Scroll ke bawah untuk membaca berita

Logo
Hukum

Proses Kilat dalam 13 Hari Revisi UU KPK

Pengesahan revisi UU KPK yang tergesa-gesa ini dikritik sejumlah pihak.

18 September 2019 | 06.53 WIB

Ketua Badan Legislasi (Baleg) DPR Supratman Andi Agtas (kanan) menyerahkan revisi UU KPK kepada Wakil Ketua DPR selaku pimpinan sidang Fahri Hamzah (tengah), Ketua KPK Bambang Soesatyo (kedua kiri), Wakil Ketua DPR Fadli Zon (kedua kanan), dan Wakil Ketua DPR Utut Adianto (kiri) dalam Rapat Paripurna ke-9 Masa Persidangan I Tahun 2019-2020 di Kompleks Parlemen, Senayan, Jakarta, Selasa, 17 September 2019. DPR RI mengesahkan Revisi UU nomor 30 tahun 2002 tentang Komisi Pemberantasan Tindak Pidana Korupsi menjadi Undang-Undang. TEMPO/M Taufan Rengganis
material-symbols:fullscreenPerbesar
Ketua Badan Legislasi (Baleg) DPR Supratman Andi Agtas (kanan) menyerahkan revisi UU KPK kepada Wakil Ketua DPR selaku pimpinan sidang Fahri Hamzah (tengah), Ketua KPK Bambang Soesatyo (kedua kiri), Wakil Ketua DPR Fadli Zon (kedua kanan), dan Wakil Ketua DPR Utut Adianto (kiri) dalam Rapat Paripurna ke-9 Masa Persidangan I Tahun 2019-2020 di Kompleks Parlemen, Senayan, Jakarta, Selasa, 17 September 2019. DPR RI mengesahkan Revisi UU nomor 30 tahun 2002 tentang Komisi Pemberantasan Tindak Pidana Korupsi menjadi Undang-Undang. TEMPO/M Taufan Rengganis

Baca berita dengan sedikit iklan, klik di sini

Logo

TEMPO.CO, Jakarta - Agenda rapat paripurna DPR RI ke-9 DPR RI Masa Persidangan I Tahun Sidang 2019-2020 pada Selasa, 17 September 2019, berubah beberapa saat sebelum rapat dimulai. Pengesahan revisi UU Nomor 30 Tahun 2002 tentang KPK atau revisi UU KPK tiba-tiba masuk dalam daftar.

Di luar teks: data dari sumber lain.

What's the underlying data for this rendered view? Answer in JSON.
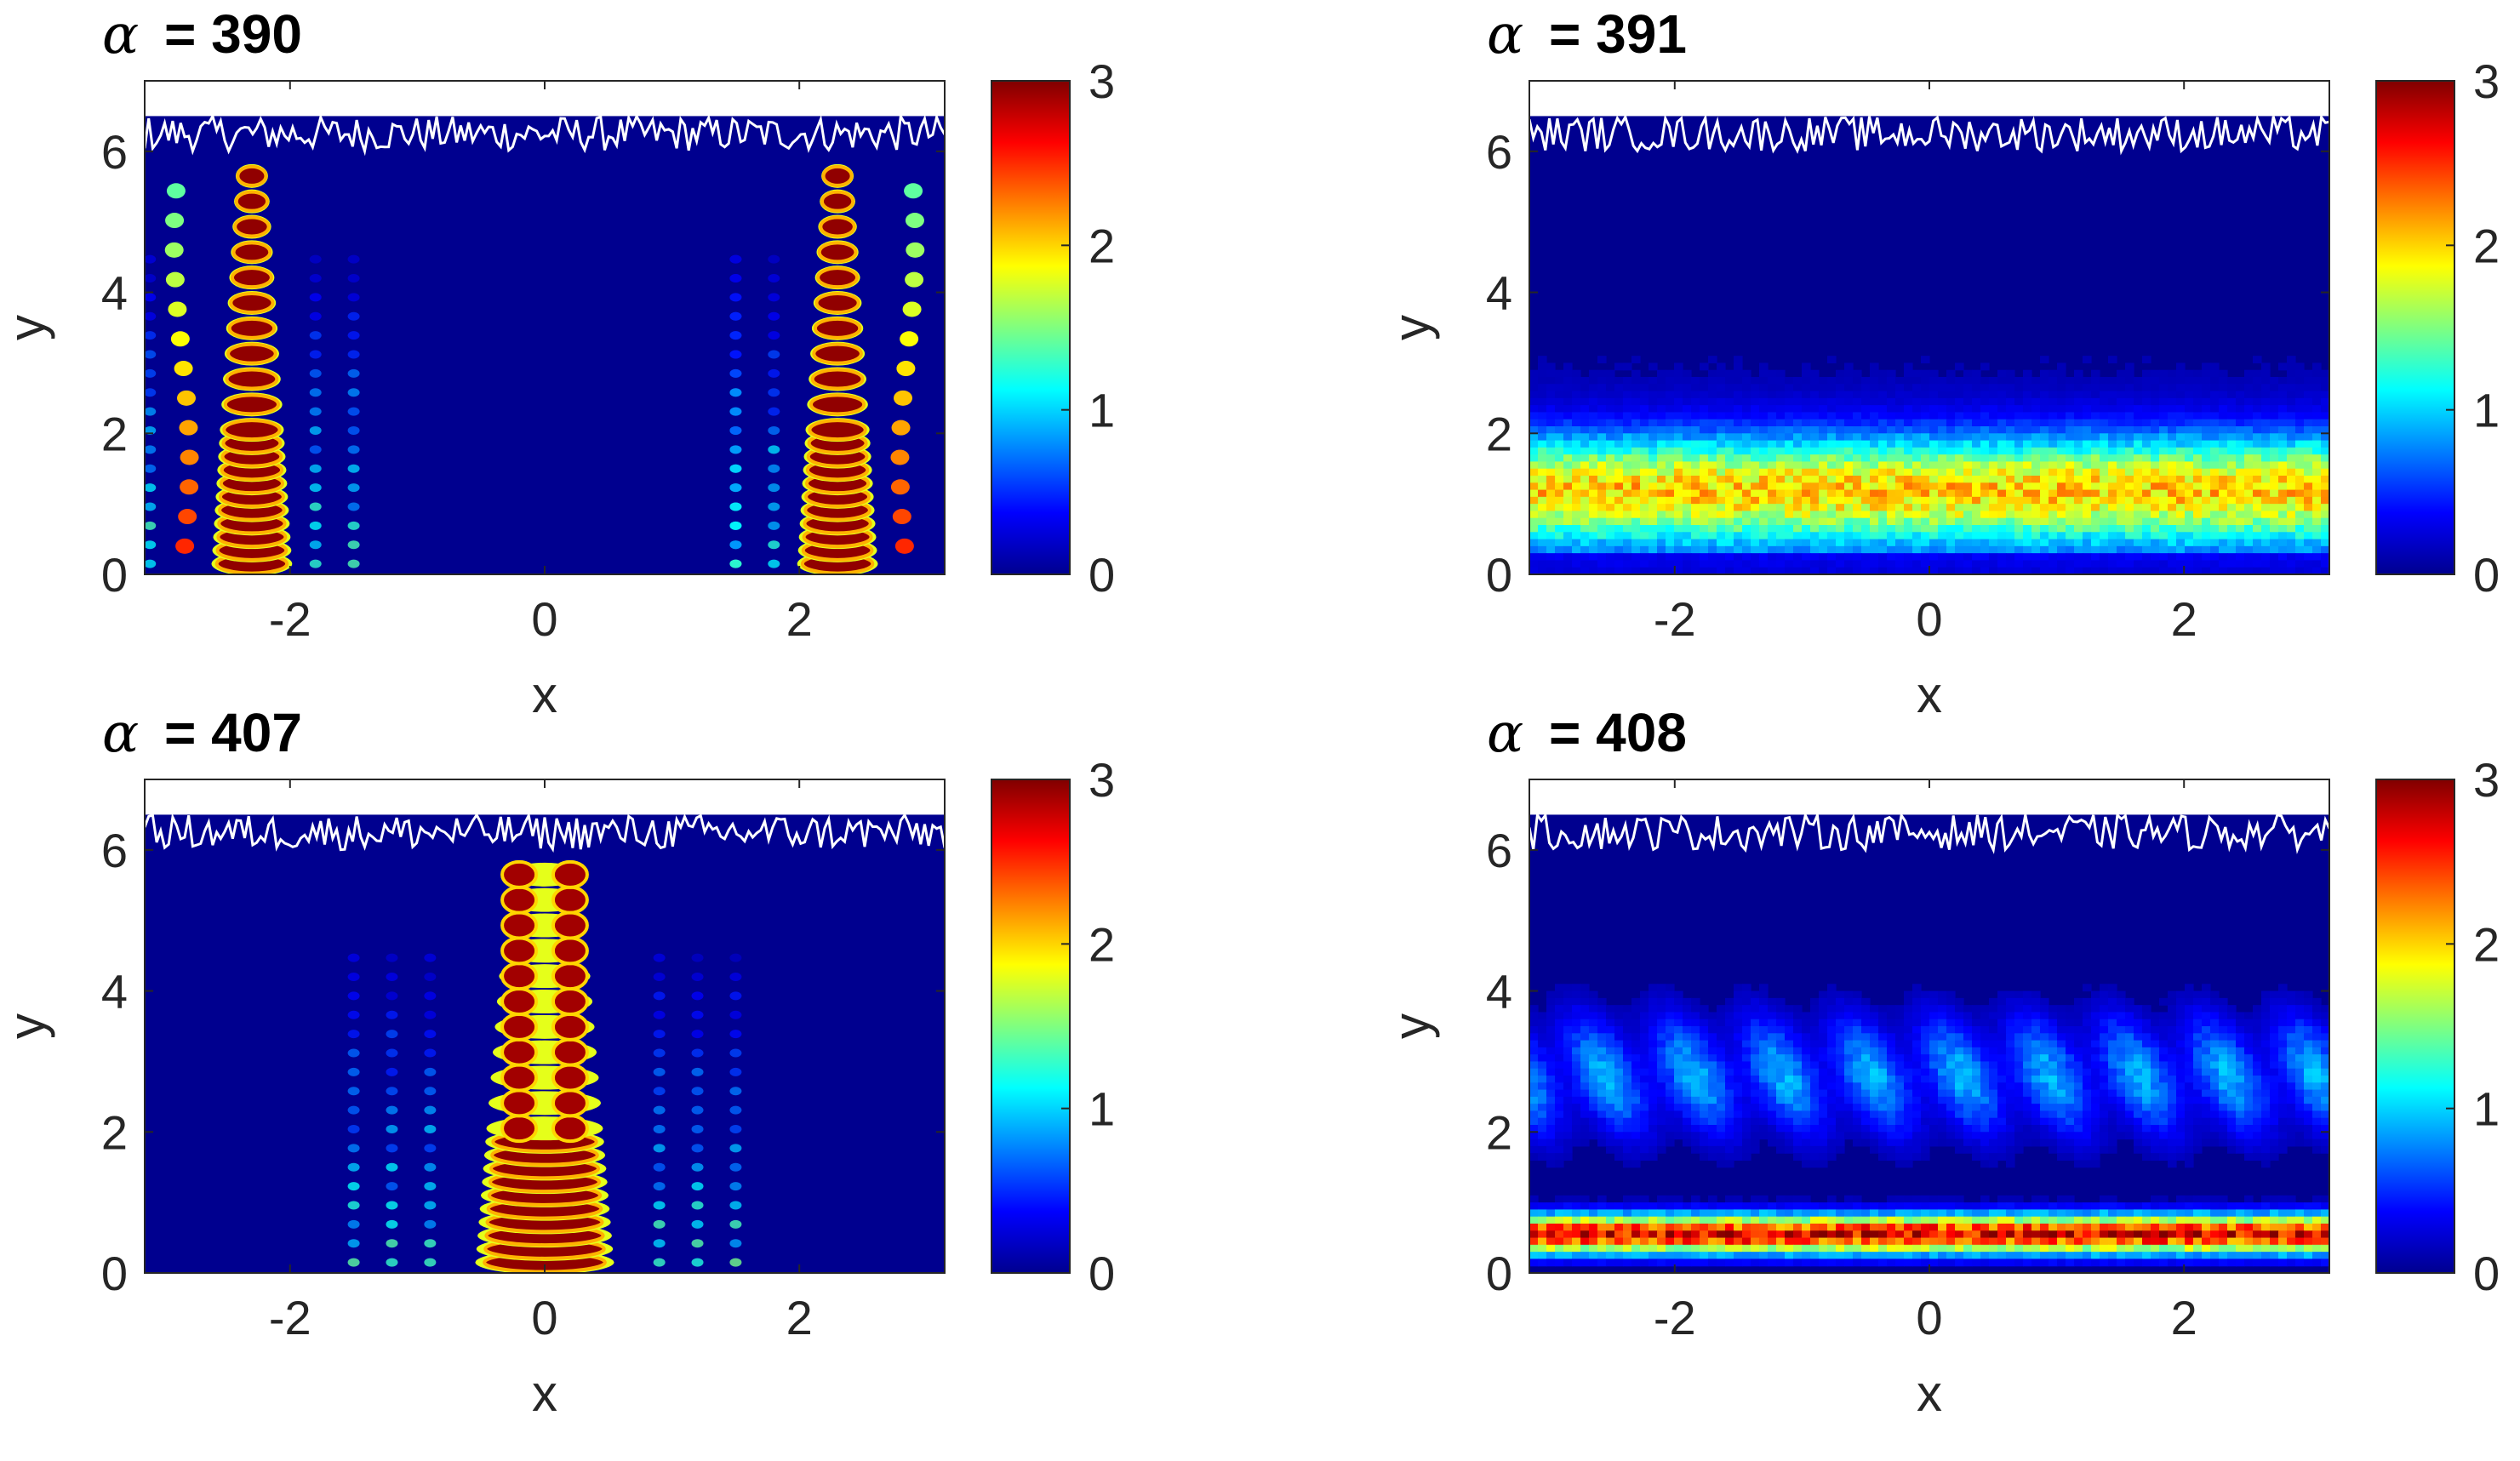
{
  "colors": {
    "colormap": "jet",
    "background": "#00008f",
    "boundary_line": "#ffffff",
    "axes": "#262626"
  },
  "chart_data": [
    {
      "type": "heatmap",
      "title_symbol": "α",
      "title_value": "= 390",
      "xlabel": "x",
      "ylabel": "y",
      "xlim": [
        -3.14159,
        3.14159
      ],
      "ylim": [
        0,
        7
      ],
      "xticks": [
        -2,
        0,
        2
      ],
      "xtick_labels": [
        "-2",
        "0",
        "2"
      ],
      "yticks": [
        0,
        2,
        4,
        6
      ],
      "ytick_labels": [
        "0",
        "2",
        "4",
        "6"
      ],
      "colorbar": {
        "range": [
          0,
          3
        ],
        "ticks": [
          0,
          1,
          2,
          3
        ],
        "tick_labels": [
          "0",
          "1",
          "2",
          "3"
        ]
      },
      "pattern": "side_beams",
      "beam_centers_x": [
        -2.3,
        2.3
      ],
      "rough_boundary_y": [
        6.0,
        6.5
      ]
    },
    {
      "type": "heatmap",
      "title_symbol": "α",
      "title_value": "= 391",
      "xlabel": "x",
      "ylabel": "y",
      "xlim": [
        -3.14159,
        3.14159
      ],
      "ylim": [
        0,
        7
      ],
      "xticks": [
        -2,
        0,
        2
      ],
      "xtick_labels": [
        "-2",
        "0",
        "2"
      ],
      "yticks": [
        0,
        2,
        4,
        6
      ],
      "ytick_labels": [
        "0",
        "2",
        "4",
        "6"
      ],
      "colorbar": {
        "range": [
          0,
          3
        ],
        "ticks": [
          0,
          1,
          2,
          3
        ],
        "tick_labels": [
          "0",
          "1",
          "2",
          "3"
        ]
      },
      "pattern": "diffuse_band",
      "band_center_y": 1.2,
      "band_peak_value": 1.8,
      "rough_boundary_y": [
        6.0,
        6.5
      ]
    },
    {
      "type": "heatmap",
      "title_symbol": "α",
      "title_value": "= 407",
      "xlabel": "x",
      "ylabel": "y",
      "xlim": [
        -3.14159,
        3.14159
      ],
      "ylim": [
        0,
        7
      ],
      "xticks": [
        -2,
        0,
        2
      ],
      "xtick_labels": [
        "-2",
        "0",
        "2"
      ],
      "yticks": [
        0,
        2,
        4,
        6
      ],
      "ytick_labels": [
        "0",
        "2",
        "4",
        "6"
      ],
      "colorbar": {
        "range": [
          0,
          3
        ],
        "ticks": [
          0,
          1,
          2,
          3
        ],
        "tick_labels": [
          "0",
          "1",
          "2",
          "3"
        ]
      },
      "pattern": "central_beam",
      "beam_centers_x": [
        0
      ],
      "rough_boundary_y": [
        6.0,
        6.5
      ]
    },
    {
      "type": "heatmap",
      "title_symbol": "α",
      "title_value": "= 408",
      "xlabel": "x",
      "ylabel": "y",
      "xlim": [
        -3.14159,
        3.14159
      ],
      "ylim": [
        0,
        7
      ],
      "xticks": [
        -2,
        0,
        2
      ],
      "xtick_labels": [
        "-2",
        "0",
        "2"
      ],
      "yticks": [
        0,
        2,
        4,
        6
      ],
      "ytick_labels": [
        "0",
        "2",
        "4",
        "6"
      ],
      "colorbar": {
        "range": [
          0,
          3
        ],
        "ticks": [
          0,
          1,
          2,
          3
        ],
        "tick_labels": [
          "0",
          "1",
          "2",
          "3"
        ]
      },
      "pattern": "surface_band",
      "band_center_y": 0.55,
      "band_peak_value": 2.7,
      "rough_boundary_y": [
        6.0,
        6.5
      ]
    }
  ]
}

Sesaat sebelum rapat, anggota DPR memaksakan rapat badan musyawarah atau Bamus revisi UU KPK digelar, sehingga bisa masuk dalam agenda rapat paripurna. Akibatnya, rapat molor selama hampir 1,5 jam; menunggu Bamus revisi UU KPK selesai. Dari jadwal yang seharusnya dimulai pukul 10.00 WIB, rapat baru dimulai pukul 11.20 WIB.

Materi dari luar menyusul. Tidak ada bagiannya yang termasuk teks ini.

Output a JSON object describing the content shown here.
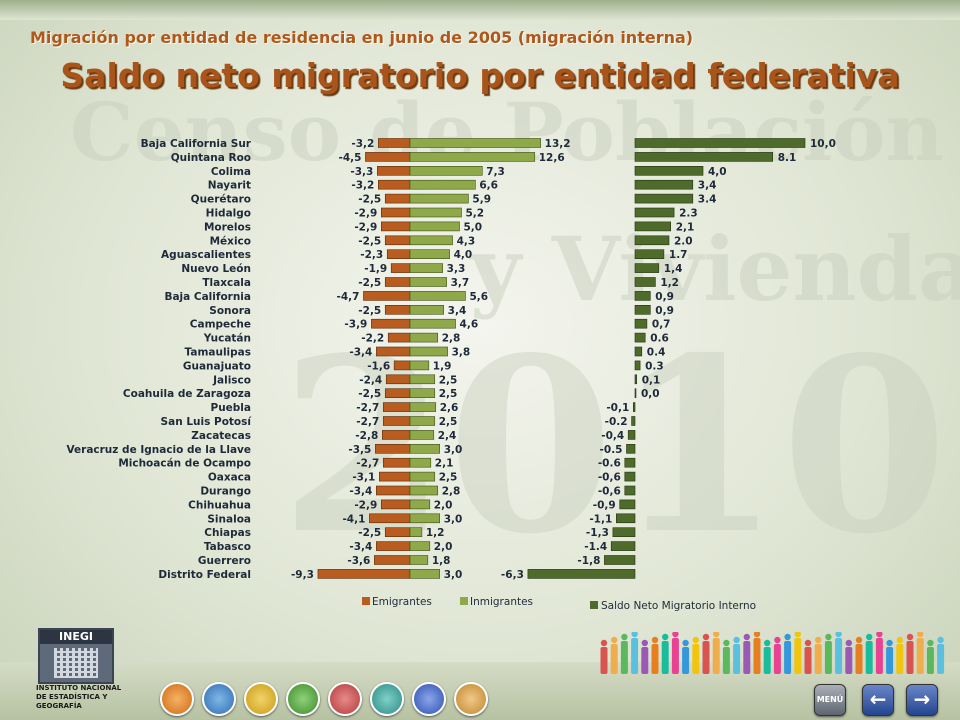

Di hadapan 80 orang anggota dewan yang hadir (berdasarkan headcount), rapat kemudian dibuka oleh Wakil Ketua DPR RI Fahri Hamzah. Selaku pimpinan sidang, Fahri mengklaim ada 289 dari 560 anggota DPR yang sudah menandatangani daftar hadir dalam persidangan tersebut, sehingga bisa dinyatakan kuorum.

"Oleh karena itu, kuorum telah tercapai, dan dengan mengucap bismillahirahmanirrahim, perkenankanlah kami pimpinan dewan membuka rapat ini, Selasa 17 September dibuka dan terbuka untuk umum," kata Fahri saat membuka sidang.

Selanjutnya, rapat berjalan cepat dan lancar. Selama 30 menit, tidak ada perdebatan, hingga pimpinan sidang mengetok palu pengesahan dengan mulus. Keberatan fraksi baru dibacakan setelah undang-undang disahkan dan dicatat dalam nota. Tujuh fraksi dari koalisi pendukung pemerintah kompak menyetujui revisi UU KPK tanpa catatan, tiga fraksi lainnya memberi catatan terkait dewan pengawas.

Pengesahan revisi UU KPK yang tergesa-gesa ini dikritik sejumlah pihak. DPR bahkan enggan menunggu pertemuan antara Presiden Jokowi dengan pimpinan KPK untuk membicarakan hal tersebut. Menteri Hukum dan HAM Yasonna Laoly mengklaim, pemerintah sudah membahas revisi UU KPK ini bersama dengan dua pimpinan KPK, yakni Agus Rahardjo dan Laode M Syarif.

"Saya berkomunikasi dengan Pak Laode, saya menerima Pak Laode dan Pak Agus Rahardjo di kantor saya mengenai soal ini. Saya sampaikan poin-poin yang kami sepakati," kata Yasonna, kemarin, tanpa merinci kapan pertemuan tersebut dilakukan

Tempo mencatat, sejak munculnya usul pembahasan usul revisi UU KPK hingga  disahkan dalam paripurna, perjalanan revisi ini mulus dan berlangsung kilat, pembahasannya hanya memakan waktu 13 hari.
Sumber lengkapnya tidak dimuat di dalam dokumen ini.